Alors après un tel réquisitoire d’un avocat général aux assises et au renoncement des avocats de la défense de plaider, prenons toute la hauteur nécessaire face aux âmes purificatrices du fiasco d'Outreau, aux super-héros de la défense de l’innocence en danger, aux Batman de la chasse aux pédophiles, aux nettoyeurs des réseaux complotistes !
Demain (ou après-demain) à l’heure du laitier, lorsque vous entendrez la sirène de la voiture de police dans votre quartier, vous sauterez du lit pour voir quel voisin est embarqué, piégé dans le réseau international de pédos que vous dénoncez depuis tant d’années...

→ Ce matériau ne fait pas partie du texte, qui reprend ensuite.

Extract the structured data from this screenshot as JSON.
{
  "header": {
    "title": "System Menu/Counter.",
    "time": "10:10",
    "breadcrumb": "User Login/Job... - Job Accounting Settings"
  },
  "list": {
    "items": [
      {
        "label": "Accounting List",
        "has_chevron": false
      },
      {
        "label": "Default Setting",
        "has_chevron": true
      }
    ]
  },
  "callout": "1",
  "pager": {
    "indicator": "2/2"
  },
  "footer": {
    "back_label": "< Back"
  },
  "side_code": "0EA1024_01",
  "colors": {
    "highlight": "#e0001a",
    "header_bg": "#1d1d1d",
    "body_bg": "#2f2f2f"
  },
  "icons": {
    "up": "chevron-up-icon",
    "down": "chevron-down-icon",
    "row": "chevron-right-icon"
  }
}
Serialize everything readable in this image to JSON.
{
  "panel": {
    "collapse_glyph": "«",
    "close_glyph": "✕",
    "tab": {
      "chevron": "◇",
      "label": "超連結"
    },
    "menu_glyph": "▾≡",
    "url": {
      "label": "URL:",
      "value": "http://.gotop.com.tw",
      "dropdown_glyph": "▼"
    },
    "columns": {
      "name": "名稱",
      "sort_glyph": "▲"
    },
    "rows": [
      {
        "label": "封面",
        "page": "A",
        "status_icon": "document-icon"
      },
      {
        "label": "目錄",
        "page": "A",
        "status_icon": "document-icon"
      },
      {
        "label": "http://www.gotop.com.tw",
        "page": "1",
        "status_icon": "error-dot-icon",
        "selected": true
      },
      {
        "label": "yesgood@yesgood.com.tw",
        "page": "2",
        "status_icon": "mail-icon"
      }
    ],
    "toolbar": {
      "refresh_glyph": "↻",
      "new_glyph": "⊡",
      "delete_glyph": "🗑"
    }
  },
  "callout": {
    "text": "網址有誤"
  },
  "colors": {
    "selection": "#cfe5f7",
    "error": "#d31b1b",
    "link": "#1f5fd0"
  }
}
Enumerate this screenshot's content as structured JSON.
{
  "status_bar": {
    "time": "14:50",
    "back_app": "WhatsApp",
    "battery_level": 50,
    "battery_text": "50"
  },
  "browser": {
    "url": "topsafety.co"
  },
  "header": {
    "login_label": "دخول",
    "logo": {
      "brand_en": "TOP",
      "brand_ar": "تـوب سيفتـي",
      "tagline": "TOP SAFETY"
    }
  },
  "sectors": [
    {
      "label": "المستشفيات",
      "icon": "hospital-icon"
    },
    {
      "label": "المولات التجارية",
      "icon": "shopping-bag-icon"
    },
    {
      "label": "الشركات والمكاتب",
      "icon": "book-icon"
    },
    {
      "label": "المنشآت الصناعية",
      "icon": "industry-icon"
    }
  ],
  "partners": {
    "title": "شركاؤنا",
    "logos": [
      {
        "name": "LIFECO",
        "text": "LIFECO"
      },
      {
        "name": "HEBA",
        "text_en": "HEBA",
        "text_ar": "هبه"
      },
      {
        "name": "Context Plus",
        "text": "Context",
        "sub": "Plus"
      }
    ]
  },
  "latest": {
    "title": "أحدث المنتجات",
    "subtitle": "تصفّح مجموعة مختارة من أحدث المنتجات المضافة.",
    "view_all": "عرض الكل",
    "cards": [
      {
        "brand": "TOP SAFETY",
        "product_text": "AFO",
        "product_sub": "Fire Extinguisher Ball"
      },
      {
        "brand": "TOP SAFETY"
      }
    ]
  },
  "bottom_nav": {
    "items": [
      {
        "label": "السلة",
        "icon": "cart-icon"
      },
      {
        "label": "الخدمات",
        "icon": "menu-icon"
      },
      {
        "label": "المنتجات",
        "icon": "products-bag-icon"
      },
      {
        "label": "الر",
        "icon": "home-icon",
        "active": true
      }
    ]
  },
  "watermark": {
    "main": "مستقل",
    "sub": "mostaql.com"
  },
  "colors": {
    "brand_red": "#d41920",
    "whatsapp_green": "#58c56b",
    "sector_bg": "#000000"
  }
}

Vous n’aurez que le temps d’être ébloui par le clignotement du gyrophare avant de vous rendre compte que c’est vous qu’ils embarquent.
Une erreur certainement !
« Demain, ils s’excuseront de s’être trompés de porte ! » penserez-vous à l’arrière de la voiture.
Non !
Assis sur une chaise en fer rouillé, face à l’OPJ, vous crierez encore plus fort à l’erreur sur la personne lorsque vous entendrez l’infâme accusation : « Agression sexuelle dénoncée par un enfant de l’école voisine que vous protégez tous les jours contre le réseau de pédos qui sévit partout ! »
Après le « C’est pas possible... » de ce qui vous semblera être une plaisanterie ou un mauvais cauchemar, vous sortirez votre CV, blindé comme un cerisier juste avant la récolte : horreur des pédos, amour des enfants, activisme dans votre association de protection de l’enfance en danger, informations à tout va sur l’autre vérité, la vôtre, la seule objective face au complot international.
Les références, ce n’est pas ce qui vous manque !
Vous tomberez des nues lorsque vous entendrez l’OPJ vous répondre froidement :
« L’un n’empêche pas l’autre ! »
Coincé(e) pendant 48 heures au fond d’une cellule crasseuse, vous connaîtrez alors les affres de la garde à vue et de la torture psychologique. De l’erreur de personne dont vous étiez certain(e) au départ de votre maison, vous passerez successivement au statut d’accusé(e) puis à celui de présumé(e) coupable avant celui de mis(e) en examen.
Devant une brochette d’enquêteurs, d’experts et de magistrats, tous plus compétents les uns que les autres pour détailler votre vie, vous ferez appel au raisonnement, au bon sens, à la logique, à la colère et parfois à la déraison tant ce monde vous semblera fou.
Rien n’y fera !
C’est la porte de la tôle qui se refermera derrière vous.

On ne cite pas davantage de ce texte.